By opening or closing these channels, cells can regulate the flow of ions. This type of regulation plays a key role in numerous cellular processes. For example, the flow of sodium and potassium ions through the membranes of nerve cells is central to the generation of electrical impulses, while the flow of calcium across membranes in muscle cells is critical for muscle contraction.

BBT-301 works by modulating the activity of certain ion channels in cells. The experimental therapy, discovered by Cellion, was reported to have shown an ability to block fibrosis, or tissue scarring, and to have a stable safety profile.

“As the originator, we will ensure the close cooperation and coordination with Bridge Biotherapeutics, in order to provide innovative treatments for various fibrotic diseases,” said Seong Jin Kim, PhD, president and CEO of Cellion BioMed.

Bridge is also developing BBT-877 as a potential therapy for IPF and other diseases driven by excessive tissue scarring.

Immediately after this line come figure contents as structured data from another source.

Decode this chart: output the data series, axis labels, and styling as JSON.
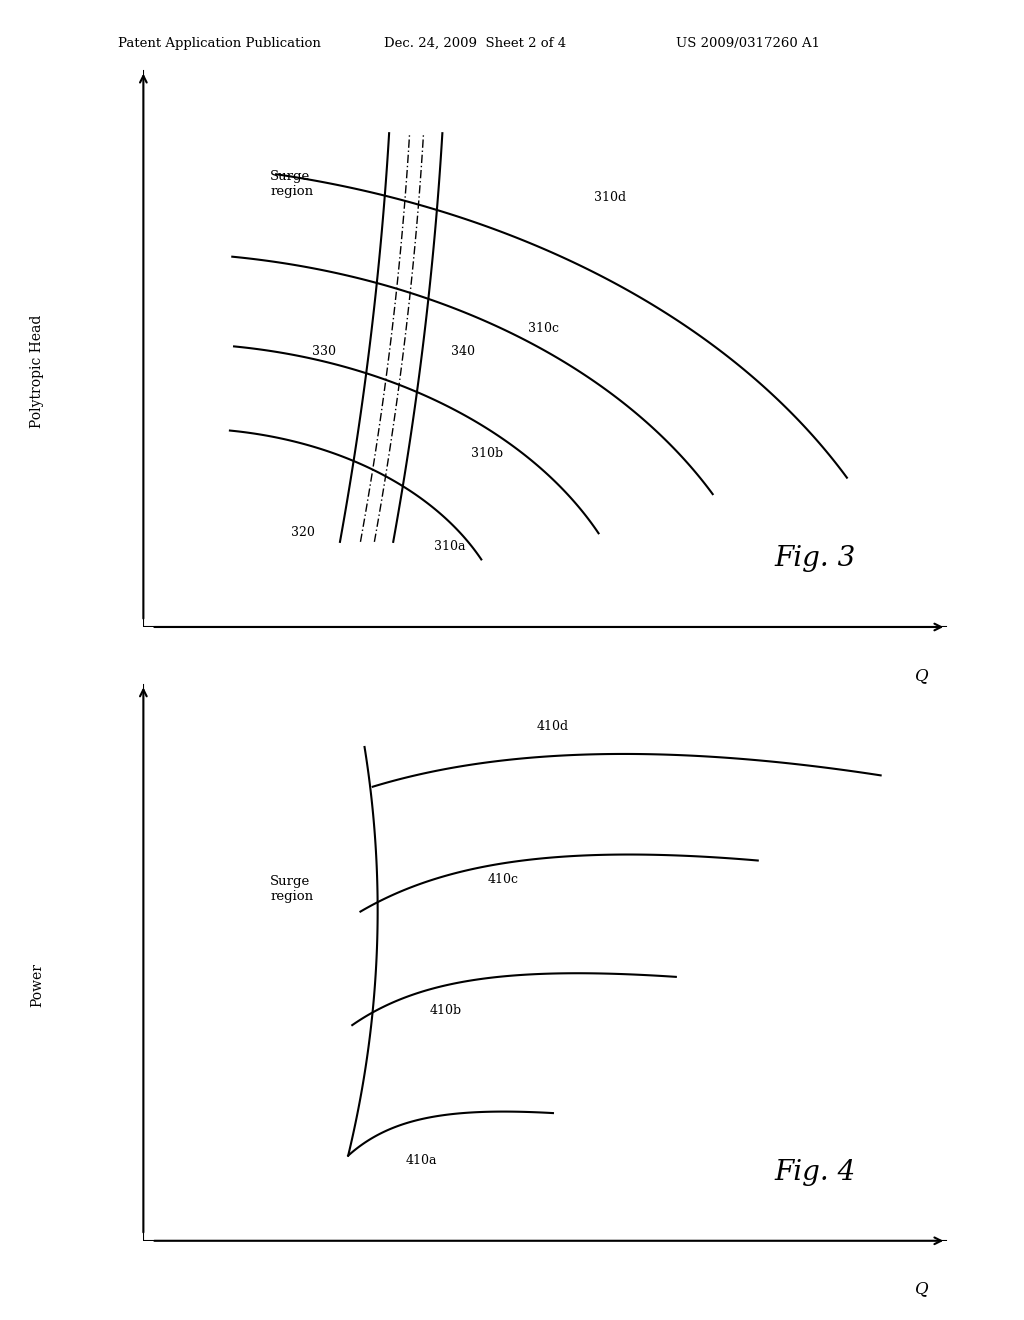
{
  "header_left": "Patent Application Publication",
  "header_mid": "Dec. 24, 2009  Sheet 2 of 4",
  "header_right": "US 2009/0317260 A1",
  "fig3_label": "Fig. 3",
  "fig4_label": "Fig. 4",
  "fig3_ylabel": "Polytropic Head",
  "fig4_ylabel": "Power",
  "xlabel": "Q",
  "fig3_surge_label": "Surge\nregion",
  "fig4_surge_label": "Surge\nregion",
  "bg_color": "#ffffff",
  "line_color": "#000000"
}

“In addition to BBT-877, an autotaxin inhibitor for the treatment of IPF, Bridge will strengthen its commitment to develop novel anti-fibrotic drugs and to address unmet medical needs within the fibrotic disease area, based on the solid collaboration with CellionBioMed,” Lee said.

Under its option-to-license agreement, Bridge retains the right to obtain an exclusive license depending on the outcome of studies into BBT-301 during the option period.